Rating: Summary: Magic! Review: Steinbeck`s literary ability blows my mind! Characters, scenes, and vignettes are rendered beautifully. This book is another of Mr. Steinbeck`s gifts to humanity.
Rating: Summary: One of the greatest in my mind. Review: The magic of this story never fails to delight me. Steinbeck doesn't run along to long of a plotline, yet still fills a book with beauty. It's the place that is the magic here, with the scenery taking the role of a character all its own. The mastery is revelaed when you realize that you're soaking in the beauty of what is normally considered ugly: docks and a cannery, the decaying part of a town, the homeless camps... But it all seems like the greatest pllace on earth. Steinbeck makes it seem like it's not where you are, but how you look at it.
Rating: Summary: My husband's favorite book. Review: I enjoyed Cannery Row, but my husband loved it. He rarely reads fiction, but now reads everything Steinbeck that he can find. The characters in this novel are wonderfully bright and colorful, and wonderfully they have a happy ending and live again in Steinbeck's sequal Sweet Thursday. A great book to change the mind of someone who thinks they don't like literature.

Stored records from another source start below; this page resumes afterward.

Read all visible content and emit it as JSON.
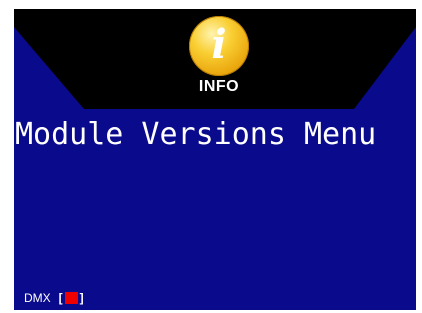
{
  "header": {
    "icon": "info-icon",
    "icon_glyph": "i",
    "label": "INFO"
  },
  "main": {
    "title": "Module Versions Menu"
  },
  "status": {
    "dmx_label": "DMX",
    "bracket_open": "[",
    "bracket_close": "]",
    "dmx_indicator_color": "#ee0000"
  },
  "colors": {
    "background": "#0a0a8c",
    "header_band": "#000000",
    "accent": "#f9cf33"
  }
}
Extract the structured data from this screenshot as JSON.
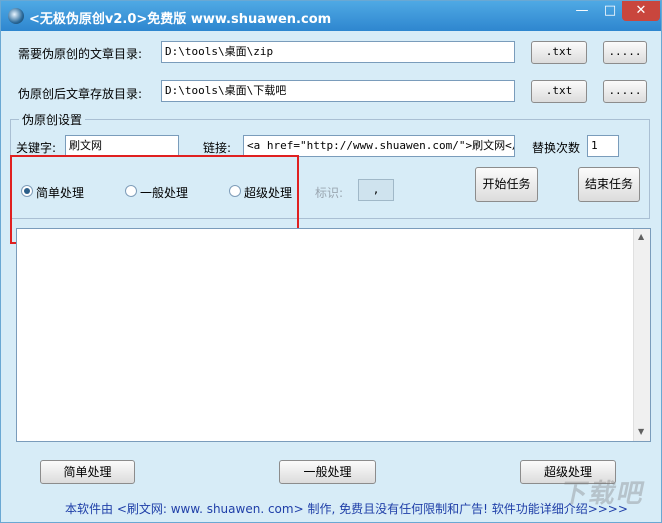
{
  "window": {
    "title": "<无极伪原创v2.0>免费版 www.shuawen.com",
    "min_glyph": "—",
    "max_glyph": "□",
    "close_glyph": "✕"
  },
  "rows": {
    "source_dir": {
      "label": "需要伪原创的文章目录:",
      "value": "D:\\tools\\桌面\\zip",
      "ext": ".txt",
      "browse": "....."
    },
    "output_dir": {
      "label": "伪原创后文章存放目录:",
      "value": "D:\\tools\\桌面\\下载吧",
      "ext": ".txt",
      "browse": "....."
    }
  },
  "settings": {
    "group_title": "伪原创设置",
    "keyword_label": "关键字:",
    "keyword_value": "刷文网",
    "link_label": "链接:",
    "link_value": "<a href=\"http://www.shuawen.com/\">刷文网</a>",
    "replace_label": "替换次数",
    "replace_value": "1",
    "mode_simple": "简单处理",
    "mode_normal": "一般处理",
    "mode_super": "超级处理",
    "mark_label": "标识:",
    "mark_value": ",",
    "selected_mode": "简单处理",
    "start_button": "开始任务",
    "stop_button": "结束任务"
  },
  "log": {
    "text": "",
    "up_arrow": "▲",
    "down_arrow": "▼"
  },
  "bottom": {
    "simple": "简单处理",
    "normal": "一般处理",
    "super": "超级处理"
  },
  "footer": "本软件由 <刷文网: www. shuawen. com> 制作, 免费且没有任何限制和广告! 软件功能详细介绍>>>>",
  "watermark": "下载吧",
  "colors": {
    "titlebar": "#2e86cf",
    "body": "#d7ecf7",
    "footer_text": "#1f3fa8",
    "highlight": "#e02020"
  }
}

Rating: Summary: A Steinbeck classic Review: The only other Steinbeck book I have read was "Of Mice And Men." Although I liked it, I much preferred the much less well-known "Cannery Row." One thing I like about Steinbeck is that his novels are straightforward. There is none of the stream-of-consciousness experiments or literary time warps & wormholes that you will find in so many other 20th century writers (such as William Faulkner and Hermann Broch). While he is perhaps not in the same league as Earnest Hemingway in writing this style, he is none-theless a very talented author. "Cannery Row" is about a blue-collar community of people who lead simple lives. However, as Dr. Keating says in "Dead Poets Society," simple does not and need not necessarily = oridinary. I found myself falling in love with many of the characters, with their aww-shucks mentality & sleepy-eyed approach to life. One thing which differentiates this novels from most other 20th century works is that it is actually, for the most part, an upbeat story. It lacks the morose undertones of the majority of novels written in the past 100-150 years. It is a book about the risks of trying to fulfill one's dreams...and the heartaches and pleasures that this crazy life has to offer. A wonderful book.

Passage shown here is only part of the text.